In other business, the Commissioners:

• Approved permission for Sheriff Kyle Dukes to turn in a grant through the United States Department of Justice for $24,000. He said it will be used to purchase bulletproof vests for the deputy sheriffs, including looking at vests for jail officers.

• Approved County Highway Superintendent Steve Moriarty to purchase a Ring-O-Matic Combo jetter for $188,725. He said the money was in his budget.

• Heard from Vicki Morton, Syracuse, on a number of topics.

She said she drives from Syracuse to Warsaw, sometimes twice a day, and she sees a lot of county roads that are in disrepair. Specifically, she mentioned, in Turkey Creek Township, Morrison Island Road.

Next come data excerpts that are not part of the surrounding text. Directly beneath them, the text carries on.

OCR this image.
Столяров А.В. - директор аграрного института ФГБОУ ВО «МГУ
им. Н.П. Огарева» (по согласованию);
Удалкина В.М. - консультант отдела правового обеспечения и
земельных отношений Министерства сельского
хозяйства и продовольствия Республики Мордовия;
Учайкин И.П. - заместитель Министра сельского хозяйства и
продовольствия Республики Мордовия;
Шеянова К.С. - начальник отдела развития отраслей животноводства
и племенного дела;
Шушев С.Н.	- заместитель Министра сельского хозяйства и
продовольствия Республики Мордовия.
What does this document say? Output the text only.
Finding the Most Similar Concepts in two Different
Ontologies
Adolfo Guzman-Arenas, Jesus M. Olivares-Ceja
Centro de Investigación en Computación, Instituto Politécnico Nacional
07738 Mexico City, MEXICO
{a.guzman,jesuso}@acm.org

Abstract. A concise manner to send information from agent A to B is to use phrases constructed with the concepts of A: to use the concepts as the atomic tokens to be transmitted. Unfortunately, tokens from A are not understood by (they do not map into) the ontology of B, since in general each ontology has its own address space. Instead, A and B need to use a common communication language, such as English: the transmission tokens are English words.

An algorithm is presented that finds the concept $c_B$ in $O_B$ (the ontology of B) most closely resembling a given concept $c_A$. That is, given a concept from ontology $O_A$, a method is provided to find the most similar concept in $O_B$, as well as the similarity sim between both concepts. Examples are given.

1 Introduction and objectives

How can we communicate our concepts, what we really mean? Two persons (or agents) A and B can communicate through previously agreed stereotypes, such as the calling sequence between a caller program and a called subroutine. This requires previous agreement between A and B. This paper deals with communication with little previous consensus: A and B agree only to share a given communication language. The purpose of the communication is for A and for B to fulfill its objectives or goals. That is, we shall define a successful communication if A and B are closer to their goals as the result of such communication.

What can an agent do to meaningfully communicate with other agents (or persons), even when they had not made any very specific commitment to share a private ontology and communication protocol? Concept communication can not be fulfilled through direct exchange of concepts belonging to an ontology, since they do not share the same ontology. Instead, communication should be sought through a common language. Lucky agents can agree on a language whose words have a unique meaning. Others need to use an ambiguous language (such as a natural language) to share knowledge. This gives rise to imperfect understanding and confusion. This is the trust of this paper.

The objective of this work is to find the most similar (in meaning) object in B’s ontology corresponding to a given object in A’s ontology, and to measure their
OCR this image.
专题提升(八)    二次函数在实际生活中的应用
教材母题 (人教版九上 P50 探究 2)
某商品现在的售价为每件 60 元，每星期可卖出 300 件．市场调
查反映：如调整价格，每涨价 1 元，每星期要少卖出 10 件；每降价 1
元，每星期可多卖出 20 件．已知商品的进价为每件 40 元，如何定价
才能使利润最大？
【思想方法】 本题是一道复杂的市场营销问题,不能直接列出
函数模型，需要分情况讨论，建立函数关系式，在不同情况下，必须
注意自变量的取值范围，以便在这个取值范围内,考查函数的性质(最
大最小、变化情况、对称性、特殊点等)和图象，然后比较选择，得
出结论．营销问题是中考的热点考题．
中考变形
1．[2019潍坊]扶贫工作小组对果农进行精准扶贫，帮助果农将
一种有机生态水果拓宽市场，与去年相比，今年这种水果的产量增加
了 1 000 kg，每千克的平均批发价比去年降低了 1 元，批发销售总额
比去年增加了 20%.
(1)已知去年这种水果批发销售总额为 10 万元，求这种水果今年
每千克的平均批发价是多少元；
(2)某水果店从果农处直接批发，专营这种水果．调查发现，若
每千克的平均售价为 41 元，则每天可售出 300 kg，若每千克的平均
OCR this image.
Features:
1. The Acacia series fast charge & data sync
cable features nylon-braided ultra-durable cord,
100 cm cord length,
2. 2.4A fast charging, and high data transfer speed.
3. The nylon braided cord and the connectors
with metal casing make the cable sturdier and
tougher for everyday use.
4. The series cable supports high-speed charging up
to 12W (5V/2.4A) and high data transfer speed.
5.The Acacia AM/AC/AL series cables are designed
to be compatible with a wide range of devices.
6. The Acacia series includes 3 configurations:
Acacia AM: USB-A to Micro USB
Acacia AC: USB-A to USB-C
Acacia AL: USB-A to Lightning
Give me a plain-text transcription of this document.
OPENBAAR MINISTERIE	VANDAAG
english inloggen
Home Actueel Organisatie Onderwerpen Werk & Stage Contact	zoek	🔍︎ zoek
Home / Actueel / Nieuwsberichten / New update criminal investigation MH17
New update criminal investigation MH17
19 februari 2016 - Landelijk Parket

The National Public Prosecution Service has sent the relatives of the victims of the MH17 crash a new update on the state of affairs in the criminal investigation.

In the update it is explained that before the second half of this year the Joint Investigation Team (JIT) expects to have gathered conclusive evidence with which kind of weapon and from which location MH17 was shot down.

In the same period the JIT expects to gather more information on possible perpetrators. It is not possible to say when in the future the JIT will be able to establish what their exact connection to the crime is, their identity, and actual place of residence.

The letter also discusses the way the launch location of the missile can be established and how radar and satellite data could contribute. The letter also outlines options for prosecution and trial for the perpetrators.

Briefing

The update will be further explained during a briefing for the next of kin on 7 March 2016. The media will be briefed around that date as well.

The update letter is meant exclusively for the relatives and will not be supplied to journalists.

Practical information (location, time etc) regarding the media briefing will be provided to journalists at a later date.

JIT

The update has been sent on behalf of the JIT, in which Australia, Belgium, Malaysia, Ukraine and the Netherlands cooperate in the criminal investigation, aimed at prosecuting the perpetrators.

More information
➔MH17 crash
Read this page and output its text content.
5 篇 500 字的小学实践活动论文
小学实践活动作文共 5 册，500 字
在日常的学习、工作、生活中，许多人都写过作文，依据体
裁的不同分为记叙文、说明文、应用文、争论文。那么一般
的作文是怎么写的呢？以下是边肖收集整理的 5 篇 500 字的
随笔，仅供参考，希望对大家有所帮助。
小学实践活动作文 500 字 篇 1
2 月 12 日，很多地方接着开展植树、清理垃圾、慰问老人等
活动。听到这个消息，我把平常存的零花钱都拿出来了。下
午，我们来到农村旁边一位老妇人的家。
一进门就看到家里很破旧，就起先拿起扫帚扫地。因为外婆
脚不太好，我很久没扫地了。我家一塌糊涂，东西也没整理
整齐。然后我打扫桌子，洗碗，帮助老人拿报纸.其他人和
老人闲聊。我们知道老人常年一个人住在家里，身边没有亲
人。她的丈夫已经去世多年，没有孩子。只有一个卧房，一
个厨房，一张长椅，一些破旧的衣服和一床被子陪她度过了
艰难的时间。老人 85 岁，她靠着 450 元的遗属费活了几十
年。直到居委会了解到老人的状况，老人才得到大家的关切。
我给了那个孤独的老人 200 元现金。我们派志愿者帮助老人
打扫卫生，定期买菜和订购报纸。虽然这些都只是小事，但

Every time it rains, she said the whole road floods as does the grass on either side of the road. Morton said she thinks the road has sunk and has gotten worse. Later, Commissioner Brad Jackson referred her to Moriarty.

Morton, the Kosciusko County Democrat Party chair, also spoke to the Commissioners about the July 8 public forum with Indiana Attorney General Todd Rokita and all three Commissioners. She said she was not allowed to speak, even though she had raised her hand for a long time, as well as several others. Morton said it was supposed to be an open forum and she felt “so much hate, particularly to my black friends who were there.”

She asked if county attorney Ed Ormsby was compensated for his time at the July 8 event since he is paid by the county. Ormsby told her no.